Saturday, October 13, 2012

NOW's Women-Friendly Workplace Campaign


The Women-Friendly Workplace Campaign is NOW's proactive project aimed at stopping sexual harassment and other workplace abuses. NOW has been active on workplace issues throughout our history, from our successful efforts to end sex-segregated help-wanted ads in the 1960s and 70s to our campaign to stop sexual and racial harassment at Mitsubishi Motors and Smith Barney in the 1990s.
Launched in 1997, the Women-Friendly Workplace Campaign has taken on some of the biggest employers in the U.S., including retail giant Wal-Mart. The campaign puts a framework around NOW's wide-ranging efforts to end workplace discrimination while encouraging employers to institute family-friendly policies.

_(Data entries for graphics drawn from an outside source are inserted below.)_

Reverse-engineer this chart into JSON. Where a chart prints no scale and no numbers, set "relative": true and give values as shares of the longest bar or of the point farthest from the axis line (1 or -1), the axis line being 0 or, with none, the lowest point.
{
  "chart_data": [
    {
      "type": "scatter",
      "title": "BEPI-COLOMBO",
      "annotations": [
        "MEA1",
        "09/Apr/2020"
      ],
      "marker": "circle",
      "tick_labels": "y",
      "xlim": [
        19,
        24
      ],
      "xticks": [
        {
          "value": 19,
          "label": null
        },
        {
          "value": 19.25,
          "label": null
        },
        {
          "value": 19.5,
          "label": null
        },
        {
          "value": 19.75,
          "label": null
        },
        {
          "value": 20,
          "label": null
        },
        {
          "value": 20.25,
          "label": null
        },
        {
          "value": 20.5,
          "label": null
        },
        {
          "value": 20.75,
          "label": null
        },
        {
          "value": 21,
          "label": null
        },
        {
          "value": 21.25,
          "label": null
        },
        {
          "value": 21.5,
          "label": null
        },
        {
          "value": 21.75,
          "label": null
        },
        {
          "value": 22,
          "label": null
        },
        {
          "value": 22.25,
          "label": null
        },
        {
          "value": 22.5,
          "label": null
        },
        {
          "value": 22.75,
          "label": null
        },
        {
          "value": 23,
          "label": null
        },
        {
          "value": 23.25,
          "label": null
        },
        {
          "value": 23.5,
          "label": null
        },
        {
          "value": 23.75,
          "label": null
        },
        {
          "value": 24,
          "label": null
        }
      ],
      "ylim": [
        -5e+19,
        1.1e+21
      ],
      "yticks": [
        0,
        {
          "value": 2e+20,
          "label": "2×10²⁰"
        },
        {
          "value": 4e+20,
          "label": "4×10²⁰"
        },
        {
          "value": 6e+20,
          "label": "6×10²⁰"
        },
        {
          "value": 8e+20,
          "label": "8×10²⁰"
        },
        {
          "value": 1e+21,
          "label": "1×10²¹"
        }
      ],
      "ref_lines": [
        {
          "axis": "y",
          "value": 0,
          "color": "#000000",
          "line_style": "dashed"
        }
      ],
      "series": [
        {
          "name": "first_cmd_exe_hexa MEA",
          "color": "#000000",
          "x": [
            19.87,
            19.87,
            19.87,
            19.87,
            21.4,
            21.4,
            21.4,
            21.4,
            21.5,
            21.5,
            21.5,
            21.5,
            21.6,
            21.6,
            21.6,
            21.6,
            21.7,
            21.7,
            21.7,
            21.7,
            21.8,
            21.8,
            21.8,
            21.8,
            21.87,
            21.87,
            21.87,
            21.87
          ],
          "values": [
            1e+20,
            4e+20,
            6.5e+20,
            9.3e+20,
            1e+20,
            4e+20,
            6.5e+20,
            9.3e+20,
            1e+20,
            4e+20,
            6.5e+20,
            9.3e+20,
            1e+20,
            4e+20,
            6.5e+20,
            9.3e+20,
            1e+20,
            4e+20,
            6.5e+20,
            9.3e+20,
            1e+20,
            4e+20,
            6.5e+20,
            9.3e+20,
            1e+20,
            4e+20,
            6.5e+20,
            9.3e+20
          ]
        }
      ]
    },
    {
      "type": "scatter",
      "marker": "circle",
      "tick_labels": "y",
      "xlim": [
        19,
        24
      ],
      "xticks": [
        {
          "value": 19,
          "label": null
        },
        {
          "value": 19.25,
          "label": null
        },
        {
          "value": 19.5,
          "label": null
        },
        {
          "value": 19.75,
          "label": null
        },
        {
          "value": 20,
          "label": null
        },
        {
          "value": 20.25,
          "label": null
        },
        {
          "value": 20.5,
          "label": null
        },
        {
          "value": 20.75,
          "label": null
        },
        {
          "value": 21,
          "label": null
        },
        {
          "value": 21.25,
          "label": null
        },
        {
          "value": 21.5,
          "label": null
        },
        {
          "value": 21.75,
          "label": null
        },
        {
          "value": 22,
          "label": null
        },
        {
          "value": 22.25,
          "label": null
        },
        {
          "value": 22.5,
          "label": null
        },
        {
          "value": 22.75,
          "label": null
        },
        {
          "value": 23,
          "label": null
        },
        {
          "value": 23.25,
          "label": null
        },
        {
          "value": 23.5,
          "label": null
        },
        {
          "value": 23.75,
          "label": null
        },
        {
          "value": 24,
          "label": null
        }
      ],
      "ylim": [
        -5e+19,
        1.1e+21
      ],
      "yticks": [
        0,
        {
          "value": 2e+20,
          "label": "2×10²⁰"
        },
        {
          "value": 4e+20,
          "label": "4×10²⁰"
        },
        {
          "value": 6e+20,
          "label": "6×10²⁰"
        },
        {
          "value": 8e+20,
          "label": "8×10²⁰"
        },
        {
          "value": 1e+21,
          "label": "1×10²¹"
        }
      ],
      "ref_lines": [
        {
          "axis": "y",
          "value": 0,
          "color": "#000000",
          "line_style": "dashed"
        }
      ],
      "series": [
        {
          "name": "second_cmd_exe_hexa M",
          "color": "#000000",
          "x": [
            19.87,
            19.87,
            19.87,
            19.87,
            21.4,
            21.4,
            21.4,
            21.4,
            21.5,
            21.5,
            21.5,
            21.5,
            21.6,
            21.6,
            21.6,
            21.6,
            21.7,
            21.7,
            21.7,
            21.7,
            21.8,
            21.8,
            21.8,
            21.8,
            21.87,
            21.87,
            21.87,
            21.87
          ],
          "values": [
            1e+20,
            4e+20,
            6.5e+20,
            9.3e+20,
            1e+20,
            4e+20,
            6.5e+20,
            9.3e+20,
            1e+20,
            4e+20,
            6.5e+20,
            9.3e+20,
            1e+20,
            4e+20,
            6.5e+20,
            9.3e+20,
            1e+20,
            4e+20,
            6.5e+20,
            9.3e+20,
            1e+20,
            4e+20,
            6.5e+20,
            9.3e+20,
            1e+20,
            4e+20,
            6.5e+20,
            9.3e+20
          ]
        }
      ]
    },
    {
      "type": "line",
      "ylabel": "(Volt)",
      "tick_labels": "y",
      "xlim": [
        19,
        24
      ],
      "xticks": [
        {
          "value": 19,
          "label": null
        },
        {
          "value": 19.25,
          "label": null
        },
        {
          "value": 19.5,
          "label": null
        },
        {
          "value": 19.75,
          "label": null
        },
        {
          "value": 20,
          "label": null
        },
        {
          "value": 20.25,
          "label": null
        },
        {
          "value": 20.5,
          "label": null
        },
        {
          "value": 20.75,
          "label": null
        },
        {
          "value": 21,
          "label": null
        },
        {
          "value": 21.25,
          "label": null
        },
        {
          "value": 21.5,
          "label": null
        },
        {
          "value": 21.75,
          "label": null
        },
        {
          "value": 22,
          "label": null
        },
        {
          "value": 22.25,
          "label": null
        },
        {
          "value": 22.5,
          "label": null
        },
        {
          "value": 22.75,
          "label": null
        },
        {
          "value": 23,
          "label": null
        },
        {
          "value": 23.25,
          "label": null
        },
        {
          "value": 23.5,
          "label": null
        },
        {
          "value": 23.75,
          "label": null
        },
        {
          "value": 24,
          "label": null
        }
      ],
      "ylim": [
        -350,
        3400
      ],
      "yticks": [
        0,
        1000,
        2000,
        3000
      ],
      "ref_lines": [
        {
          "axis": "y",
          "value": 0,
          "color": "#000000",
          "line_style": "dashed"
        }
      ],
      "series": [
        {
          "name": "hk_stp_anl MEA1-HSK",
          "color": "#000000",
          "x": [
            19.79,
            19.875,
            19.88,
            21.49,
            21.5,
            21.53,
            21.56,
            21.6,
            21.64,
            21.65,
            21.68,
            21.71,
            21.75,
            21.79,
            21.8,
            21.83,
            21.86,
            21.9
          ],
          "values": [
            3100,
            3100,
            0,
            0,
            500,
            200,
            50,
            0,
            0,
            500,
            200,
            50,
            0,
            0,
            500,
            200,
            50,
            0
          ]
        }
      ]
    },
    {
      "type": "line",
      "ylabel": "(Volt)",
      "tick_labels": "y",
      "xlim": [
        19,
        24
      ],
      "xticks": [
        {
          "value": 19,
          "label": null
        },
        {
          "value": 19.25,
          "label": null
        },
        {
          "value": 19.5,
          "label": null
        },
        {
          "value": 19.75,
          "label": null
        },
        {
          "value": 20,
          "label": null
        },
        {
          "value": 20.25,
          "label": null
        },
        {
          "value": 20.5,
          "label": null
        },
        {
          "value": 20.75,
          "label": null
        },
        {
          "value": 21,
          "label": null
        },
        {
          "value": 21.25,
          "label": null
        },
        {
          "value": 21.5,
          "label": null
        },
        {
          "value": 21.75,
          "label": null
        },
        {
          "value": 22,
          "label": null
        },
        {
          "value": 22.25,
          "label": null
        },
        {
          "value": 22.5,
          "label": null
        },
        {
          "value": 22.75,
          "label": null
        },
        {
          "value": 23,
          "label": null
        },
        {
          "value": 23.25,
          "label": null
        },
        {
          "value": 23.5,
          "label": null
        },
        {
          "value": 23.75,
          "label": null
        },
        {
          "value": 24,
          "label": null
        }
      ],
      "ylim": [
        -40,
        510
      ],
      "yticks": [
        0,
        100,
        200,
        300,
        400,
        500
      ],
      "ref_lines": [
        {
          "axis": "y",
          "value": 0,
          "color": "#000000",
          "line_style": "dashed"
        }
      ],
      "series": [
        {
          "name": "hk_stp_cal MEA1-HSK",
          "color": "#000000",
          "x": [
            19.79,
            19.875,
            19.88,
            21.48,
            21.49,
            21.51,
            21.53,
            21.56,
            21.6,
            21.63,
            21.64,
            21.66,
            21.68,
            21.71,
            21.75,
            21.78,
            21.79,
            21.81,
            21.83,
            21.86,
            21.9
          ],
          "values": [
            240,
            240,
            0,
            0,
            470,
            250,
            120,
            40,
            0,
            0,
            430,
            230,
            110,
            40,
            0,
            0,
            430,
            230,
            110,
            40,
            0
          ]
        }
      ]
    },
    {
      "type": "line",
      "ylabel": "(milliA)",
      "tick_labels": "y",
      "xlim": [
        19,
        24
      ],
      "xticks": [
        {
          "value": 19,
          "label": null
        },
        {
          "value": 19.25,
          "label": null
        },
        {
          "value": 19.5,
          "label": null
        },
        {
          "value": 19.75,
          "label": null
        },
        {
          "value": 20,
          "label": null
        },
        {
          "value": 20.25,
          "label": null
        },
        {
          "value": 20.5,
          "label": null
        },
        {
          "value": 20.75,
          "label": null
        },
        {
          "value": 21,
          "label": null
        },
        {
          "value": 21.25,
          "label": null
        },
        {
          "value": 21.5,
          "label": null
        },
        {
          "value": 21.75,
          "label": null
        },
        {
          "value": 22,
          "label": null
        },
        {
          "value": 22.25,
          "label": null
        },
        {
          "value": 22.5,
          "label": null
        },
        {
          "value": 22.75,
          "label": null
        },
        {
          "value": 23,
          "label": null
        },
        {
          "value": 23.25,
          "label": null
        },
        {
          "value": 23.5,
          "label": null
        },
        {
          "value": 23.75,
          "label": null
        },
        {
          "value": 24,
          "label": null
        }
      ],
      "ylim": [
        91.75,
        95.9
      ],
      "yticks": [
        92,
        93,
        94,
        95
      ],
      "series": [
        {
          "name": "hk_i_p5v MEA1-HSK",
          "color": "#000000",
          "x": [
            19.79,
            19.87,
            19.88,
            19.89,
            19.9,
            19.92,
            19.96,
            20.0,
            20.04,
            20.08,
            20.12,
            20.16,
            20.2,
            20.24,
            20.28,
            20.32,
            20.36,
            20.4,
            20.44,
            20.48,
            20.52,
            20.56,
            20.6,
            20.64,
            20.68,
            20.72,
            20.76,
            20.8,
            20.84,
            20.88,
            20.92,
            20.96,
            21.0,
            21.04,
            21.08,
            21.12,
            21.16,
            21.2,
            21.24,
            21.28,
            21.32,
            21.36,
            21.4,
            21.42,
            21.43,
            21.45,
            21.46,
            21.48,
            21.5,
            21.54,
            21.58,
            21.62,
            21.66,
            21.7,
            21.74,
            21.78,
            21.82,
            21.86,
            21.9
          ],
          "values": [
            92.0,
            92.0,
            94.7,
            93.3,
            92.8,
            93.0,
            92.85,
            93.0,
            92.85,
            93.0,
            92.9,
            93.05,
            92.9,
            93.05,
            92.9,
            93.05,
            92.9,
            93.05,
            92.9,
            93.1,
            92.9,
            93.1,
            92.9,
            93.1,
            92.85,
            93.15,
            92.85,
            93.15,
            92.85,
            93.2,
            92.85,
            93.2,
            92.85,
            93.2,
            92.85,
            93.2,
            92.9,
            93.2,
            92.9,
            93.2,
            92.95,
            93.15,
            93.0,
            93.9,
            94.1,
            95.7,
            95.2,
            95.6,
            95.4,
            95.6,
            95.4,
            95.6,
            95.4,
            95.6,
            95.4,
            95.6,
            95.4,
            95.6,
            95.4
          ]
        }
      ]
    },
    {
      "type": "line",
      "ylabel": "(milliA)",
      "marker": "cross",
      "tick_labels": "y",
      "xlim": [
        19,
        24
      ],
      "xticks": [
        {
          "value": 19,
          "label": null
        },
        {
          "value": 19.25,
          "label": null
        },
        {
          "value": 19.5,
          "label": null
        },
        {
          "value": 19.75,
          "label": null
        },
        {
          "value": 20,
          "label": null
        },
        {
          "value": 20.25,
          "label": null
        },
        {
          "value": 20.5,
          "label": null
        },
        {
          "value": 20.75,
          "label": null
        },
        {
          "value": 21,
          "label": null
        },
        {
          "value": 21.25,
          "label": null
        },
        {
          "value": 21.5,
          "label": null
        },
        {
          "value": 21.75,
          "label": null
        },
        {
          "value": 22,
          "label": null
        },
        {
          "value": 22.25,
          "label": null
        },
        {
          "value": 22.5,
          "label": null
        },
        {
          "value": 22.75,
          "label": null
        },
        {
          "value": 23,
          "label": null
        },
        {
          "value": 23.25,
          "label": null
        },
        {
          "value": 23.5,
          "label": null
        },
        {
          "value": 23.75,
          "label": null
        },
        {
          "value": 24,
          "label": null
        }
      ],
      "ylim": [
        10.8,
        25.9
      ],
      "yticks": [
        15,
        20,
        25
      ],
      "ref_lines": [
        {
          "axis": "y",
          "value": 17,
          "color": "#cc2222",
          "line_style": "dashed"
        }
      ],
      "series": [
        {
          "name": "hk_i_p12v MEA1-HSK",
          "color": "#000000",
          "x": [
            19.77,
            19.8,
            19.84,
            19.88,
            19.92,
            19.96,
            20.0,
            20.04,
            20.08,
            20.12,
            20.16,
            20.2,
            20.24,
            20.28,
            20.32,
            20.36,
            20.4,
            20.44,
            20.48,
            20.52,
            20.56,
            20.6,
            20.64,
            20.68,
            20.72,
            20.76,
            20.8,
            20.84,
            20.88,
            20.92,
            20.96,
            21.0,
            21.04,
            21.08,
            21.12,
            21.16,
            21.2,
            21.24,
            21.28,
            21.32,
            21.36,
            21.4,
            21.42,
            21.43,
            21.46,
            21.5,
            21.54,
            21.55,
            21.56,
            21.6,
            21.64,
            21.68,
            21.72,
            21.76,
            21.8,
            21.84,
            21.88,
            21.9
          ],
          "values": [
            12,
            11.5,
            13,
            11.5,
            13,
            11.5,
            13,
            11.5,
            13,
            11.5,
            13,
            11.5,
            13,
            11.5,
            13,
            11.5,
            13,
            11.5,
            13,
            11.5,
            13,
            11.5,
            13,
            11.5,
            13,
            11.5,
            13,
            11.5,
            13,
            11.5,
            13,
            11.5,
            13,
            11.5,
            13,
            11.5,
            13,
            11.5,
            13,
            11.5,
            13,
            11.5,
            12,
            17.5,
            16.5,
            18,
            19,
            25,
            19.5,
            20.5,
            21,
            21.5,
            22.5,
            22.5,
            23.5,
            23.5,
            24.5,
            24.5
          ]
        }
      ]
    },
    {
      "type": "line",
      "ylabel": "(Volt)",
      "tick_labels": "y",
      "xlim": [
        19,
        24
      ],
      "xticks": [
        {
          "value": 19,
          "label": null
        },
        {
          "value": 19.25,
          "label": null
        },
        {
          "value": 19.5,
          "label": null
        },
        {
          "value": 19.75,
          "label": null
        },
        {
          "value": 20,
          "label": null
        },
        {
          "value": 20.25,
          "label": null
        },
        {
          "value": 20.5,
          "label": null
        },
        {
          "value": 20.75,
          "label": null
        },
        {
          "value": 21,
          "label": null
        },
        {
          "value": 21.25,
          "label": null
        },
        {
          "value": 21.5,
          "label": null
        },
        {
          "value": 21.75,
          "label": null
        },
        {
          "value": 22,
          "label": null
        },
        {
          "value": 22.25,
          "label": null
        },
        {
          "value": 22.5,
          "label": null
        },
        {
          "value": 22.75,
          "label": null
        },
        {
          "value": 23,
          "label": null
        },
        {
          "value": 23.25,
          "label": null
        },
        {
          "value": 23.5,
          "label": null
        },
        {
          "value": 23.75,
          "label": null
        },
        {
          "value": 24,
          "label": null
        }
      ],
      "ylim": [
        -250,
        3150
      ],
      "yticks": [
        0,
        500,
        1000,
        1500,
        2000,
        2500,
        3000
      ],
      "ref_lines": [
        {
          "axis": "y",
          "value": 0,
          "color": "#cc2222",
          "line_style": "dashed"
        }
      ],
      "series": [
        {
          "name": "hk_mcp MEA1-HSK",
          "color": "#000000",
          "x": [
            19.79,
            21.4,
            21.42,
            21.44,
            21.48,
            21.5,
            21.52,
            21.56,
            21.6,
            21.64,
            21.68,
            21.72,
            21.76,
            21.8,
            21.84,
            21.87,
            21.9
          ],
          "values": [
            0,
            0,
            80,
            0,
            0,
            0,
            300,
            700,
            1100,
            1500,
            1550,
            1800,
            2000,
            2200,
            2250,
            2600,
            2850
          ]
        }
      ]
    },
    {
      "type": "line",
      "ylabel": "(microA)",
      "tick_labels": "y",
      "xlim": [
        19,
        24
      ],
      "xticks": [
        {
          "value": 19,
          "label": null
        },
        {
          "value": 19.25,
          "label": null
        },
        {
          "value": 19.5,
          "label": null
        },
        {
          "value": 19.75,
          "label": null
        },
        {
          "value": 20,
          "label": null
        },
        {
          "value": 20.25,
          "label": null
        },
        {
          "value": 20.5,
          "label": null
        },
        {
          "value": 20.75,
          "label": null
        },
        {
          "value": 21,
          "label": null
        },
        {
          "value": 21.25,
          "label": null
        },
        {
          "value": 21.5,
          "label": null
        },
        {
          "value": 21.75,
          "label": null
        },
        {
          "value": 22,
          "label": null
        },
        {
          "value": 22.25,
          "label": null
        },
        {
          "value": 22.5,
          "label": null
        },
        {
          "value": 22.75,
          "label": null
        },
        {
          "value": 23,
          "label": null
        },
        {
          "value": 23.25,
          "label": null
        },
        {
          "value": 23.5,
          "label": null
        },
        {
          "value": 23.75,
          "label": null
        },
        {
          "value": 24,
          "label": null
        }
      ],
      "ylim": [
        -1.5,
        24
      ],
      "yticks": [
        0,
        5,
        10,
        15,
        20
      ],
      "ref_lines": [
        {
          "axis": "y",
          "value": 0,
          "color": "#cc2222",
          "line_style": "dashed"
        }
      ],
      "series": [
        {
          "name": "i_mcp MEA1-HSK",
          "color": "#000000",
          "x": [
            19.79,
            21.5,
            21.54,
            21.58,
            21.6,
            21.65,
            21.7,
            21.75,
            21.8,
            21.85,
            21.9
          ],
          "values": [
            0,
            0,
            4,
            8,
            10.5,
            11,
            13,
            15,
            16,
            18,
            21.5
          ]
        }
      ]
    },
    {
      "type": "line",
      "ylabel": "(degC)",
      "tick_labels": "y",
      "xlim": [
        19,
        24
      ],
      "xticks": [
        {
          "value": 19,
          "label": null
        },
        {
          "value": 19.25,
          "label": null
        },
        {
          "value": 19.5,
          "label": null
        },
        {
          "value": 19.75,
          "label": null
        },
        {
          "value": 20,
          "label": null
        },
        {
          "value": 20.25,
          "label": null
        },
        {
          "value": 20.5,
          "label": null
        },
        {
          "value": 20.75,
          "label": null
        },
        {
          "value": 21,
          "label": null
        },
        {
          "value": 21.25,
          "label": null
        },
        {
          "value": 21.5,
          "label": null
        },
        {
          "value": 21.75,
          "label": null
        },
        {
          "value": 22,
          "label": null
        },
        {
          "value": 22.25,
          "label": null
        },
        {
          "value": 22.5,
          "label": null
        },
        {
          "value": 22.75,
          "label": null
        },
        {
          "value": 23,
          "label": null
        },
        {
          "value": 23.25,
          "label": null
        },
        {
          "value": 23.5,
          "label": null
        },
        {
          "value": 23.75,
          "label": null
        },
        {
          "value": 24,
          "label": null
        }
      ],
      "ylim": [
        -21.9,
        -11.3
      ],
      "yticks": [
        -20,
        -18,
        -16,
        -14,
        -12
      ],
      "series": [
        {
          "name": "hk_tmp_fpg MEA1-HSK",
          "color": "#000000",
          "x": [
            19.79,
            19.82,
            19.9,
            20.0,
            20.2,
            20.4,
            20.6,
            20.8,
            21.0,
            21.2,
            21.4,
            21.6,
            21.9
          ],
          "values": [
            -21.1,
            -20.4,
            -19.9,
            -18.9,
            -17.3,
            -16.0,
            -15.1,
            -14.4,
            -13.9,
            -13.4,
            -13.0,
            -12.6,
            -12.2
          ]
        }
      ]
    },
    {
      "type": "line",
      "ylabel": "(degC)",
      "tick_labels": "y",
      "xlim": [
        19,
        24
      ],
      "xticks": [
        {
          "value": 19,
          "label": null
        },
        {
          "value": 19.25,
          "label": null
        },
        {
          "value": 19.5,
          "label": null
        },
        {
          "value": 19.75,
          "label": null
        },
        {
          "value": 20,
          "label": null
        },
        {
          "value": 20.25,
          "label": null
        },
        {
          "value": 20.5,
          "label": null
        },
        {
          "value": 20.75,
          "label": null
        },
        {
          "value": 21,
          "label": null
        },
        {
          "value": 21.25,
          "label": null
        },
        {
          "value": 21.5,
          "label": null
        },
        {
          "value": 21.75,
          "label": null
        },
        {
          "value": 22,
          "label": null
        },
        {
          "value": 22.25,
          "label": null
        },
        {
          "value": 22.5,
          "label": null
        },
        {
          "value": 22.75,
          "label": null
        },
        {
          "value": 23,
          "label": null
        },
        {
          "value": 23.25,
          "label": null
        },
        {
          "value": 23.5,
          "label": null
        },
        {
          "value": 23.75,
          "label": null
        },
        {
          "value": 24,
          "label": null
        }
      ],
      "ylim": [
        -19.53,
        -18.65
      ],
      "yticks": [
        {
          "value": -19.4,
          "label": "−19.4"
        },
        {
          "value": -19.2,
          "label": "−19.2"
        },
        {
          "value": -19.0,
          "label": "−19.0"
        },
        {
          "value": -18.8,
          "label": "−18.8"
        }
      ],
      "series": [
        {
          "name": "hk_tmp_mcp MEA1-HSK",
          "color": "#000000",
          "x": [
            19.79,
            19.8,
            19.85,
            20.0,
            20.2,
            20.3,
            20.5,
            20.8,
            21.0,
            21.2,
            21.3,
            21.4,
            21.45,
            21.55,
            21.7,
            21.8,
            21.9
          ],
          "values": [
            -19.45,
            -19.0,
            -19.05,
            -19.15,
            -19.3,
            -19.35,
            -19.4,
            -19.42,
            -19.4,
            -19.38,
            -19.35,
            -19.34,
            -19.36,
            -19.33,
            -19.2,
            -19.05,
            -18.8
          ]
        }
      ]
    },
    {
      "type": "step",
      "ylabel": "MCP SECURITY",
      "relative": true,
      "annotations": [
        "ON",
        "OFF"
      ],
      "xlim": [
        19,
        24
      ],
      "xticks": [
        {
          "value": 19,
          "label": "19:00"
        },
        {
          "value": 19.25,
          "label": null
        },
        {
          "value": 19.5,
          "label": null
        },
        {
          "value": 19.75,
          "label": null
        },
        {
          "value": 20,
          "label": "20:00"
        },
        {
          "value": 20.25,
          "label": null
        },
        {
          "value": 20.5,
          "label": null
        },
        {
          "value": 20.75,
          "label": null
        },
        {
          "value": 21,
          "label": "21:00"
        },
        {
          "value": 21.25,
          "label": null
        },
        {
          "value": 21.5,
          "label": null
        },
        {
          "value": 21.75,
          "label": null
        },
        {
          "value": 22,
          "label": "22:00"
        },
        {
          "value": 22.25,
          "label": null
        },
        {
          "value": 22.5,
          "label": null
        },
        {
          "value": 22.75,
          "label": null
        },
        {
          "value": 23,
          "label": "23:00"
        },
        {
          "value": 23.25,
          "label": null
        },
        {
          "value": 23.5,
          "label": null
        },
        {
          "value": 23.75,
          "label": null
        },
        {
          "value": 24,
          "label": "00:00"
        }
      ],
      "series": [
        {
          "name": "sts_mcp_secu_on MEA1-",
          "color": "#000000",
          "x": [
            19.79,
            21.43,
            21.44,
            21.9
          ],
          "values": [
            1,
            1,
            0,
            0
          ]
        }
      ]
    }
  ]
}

Whether they're working on automobile assembly lines, at Wall Street brokerage firms, in strawberry fields, at military posts, on the floor of a discount store or even at the post office -- women face unfair hurdles at work. We know that harassment and abuse are ways to knock women and people of color out of the competition for higher-paying jobs. The Women-Friendly Workplace Campaign gives consumers the organizing tools they need to use their clout in the marketplace to demand women-friendly workplaces.